Universal Music Group sued MySpace.com on Friday, alleging that the social networking site that bills itself as a source of "user generated" content instead trades on "user stolen" songs and music videos.
The lawsuit, filed in U.S. District Court in Los Angeles, described MySpace as a "vast virtual warehouse" of pirated works from some of the company's best-known artists, including Mariah Carey, Diana Krall and U2. Universal claims that "no intellectual property is safe" from the alleged copyright infringement, even unreleased albums such as Jay-Z's "Kingdom Come."

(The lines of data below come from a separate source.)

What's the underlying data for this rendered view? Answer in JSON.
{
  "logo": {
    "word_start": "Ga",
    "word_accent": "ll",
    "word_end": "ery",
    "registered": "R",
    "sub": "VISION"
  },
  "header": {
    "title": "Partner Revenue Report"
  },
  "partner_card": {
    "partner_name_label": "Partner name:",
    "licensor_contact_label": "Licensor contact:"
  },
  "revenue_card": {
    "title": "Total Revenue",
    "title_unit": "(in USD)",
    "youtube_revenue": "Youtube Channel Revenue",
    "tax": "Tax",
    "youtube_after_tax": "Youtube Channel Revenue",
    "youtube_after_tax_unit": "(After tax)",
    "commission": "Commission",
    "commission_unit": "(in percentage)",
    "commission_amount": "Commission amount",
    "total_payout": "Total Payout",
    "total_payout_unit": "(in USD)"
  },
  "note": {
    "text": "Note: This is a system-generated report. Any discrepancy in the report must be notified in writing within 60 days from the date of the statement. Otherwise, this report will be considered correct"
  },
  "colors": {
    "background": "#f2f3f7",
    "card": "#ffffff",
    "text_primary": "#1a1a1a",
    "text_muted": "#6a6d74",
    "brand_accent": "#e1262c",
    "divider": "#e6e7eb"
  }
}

The dispute pits the world's largest music label against media mogul Rupert Murdoch and his News Corp., which acquired MySpace for $580 million in September 2005. Universal has embarked on an aggressive legal campaign against social networking sites since it reached an agreement last month to license its songs and music videos to YouTube Inc., now owned by Google Inc.
Since then, Santa Monica-based Universal has filed federal lawsuits against Grouper Networks Inc. and Bolt Inc. for permitting users to post without authorization hundreds of music videos from popular artists.
Universal, a unit of France's Vivendi, is seeking damages of $150,000 for each unauthorized music video or song posted on MySpace, alleged that MySpace not only is aware of the infringement but also makes money selling advertising to the millions of users attracted by the lure of free access to copyrighted works.